Elderly woman carjacked in mall parking lot in Enfield; Suspect held in Mass.

This is an archived article and the information in the article may be outdated. Please look at the time stamp on the story to see when it was last updated.

ENFIELD-- An elderly woman in her 70s was carjacked in the parking lot at Enfield Square Mall Monday afternoon in broad daylight.

Police say the unidentified woman exited Macy's and was getting into her car when a man approached her as she got in her car. Police say the suspect claimed there was something wrong with her tire, and asked her to get out so he could check the damage. The woman refused, sensing something was wrong, and the suspect became belligerent. The woman honked on her horn to draw attention to the situation at which point, police say the man hit the woman in the head, dragged her out of her car, and threw her to the pavement.

Police say the suspect then got in the car and drove it off.

An alert was put out on the woman's car, an Acura, and an Enfield Police officer spotted the car and followed it over the border into Longmeadow, Massachusetts. As the suspect tried to flee he drove into a snow bank, at which point he was taken into custody near Maple Road and George Washington Road.

"No matter how long you're in law enforcement, whenever you hear someone perpetrate violence on a defenseless, innocent person, whether it's a child or an elderly person, it turns your stomach," said Chief Carl Sferrazza of the Enfield Police Department.

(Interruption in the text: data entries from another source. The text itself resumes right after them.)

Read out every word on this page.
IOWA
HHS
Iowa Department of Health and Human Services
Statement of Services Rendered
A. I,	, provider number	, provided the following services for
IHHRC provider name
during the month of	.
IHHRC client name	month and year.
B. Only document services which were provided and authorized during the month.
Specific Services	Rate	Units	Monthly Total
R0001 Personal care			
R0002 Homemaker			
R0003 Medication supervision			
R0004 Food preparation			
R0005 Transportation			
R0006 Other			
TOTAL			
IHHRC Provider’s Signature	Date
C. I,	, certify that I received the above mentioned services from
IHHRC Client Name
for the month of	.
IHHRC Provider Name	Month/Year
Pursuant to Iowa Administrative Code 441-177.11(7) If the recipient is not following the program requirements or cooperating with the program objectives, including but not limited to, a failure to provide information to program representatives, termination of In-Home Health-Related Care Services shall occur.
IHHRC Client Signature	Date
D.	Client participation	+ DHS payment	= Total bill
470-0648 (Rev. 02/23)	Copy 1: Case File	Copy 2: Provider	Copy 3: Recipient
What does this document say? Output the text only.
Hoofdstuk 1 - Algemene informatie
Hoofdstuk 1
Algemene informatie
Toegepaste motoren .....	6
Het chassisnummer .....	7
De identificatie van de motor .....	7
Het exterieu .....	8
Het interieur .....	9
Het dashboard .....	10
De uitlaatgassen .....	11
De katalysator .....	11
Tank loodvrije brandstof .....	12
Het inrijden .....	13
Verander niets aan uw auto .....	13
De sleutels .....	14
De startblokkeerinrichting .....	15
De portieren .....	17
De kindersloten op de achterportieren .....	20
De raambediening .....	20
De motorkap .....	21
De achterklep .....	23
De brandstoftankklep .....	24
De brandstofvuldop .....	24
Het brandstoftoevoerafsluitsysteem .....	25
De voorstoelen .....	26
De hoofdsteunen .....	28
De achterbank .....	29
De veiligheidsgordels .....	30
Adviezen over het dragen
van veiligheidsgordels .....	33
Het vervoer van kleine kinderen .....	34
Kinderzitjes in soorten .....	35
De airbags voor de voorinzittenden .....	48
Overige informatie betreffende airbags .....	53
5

Longmeadow Police arrested Juan Raphael Ortiz, 56 of Hartford. He was charged with receiving stolen property and being a fugitive from justice. He was taken to Baystate Medical Center and is being  held on $100,000. Just an hour before the crime in Enfield yesterday Ortiz was in court on charges of escaping police custody, but those charges were dropped.

He now needs to be extradited back to Connecticut, which may take a few days.

"It's not just at night, it could be during the day and it doesn't mean that we have to be paralyzed with fear," said Sferrazza. "...It just means we have to kinda take a look, a little scan, know what's going on around us, and do the best we can."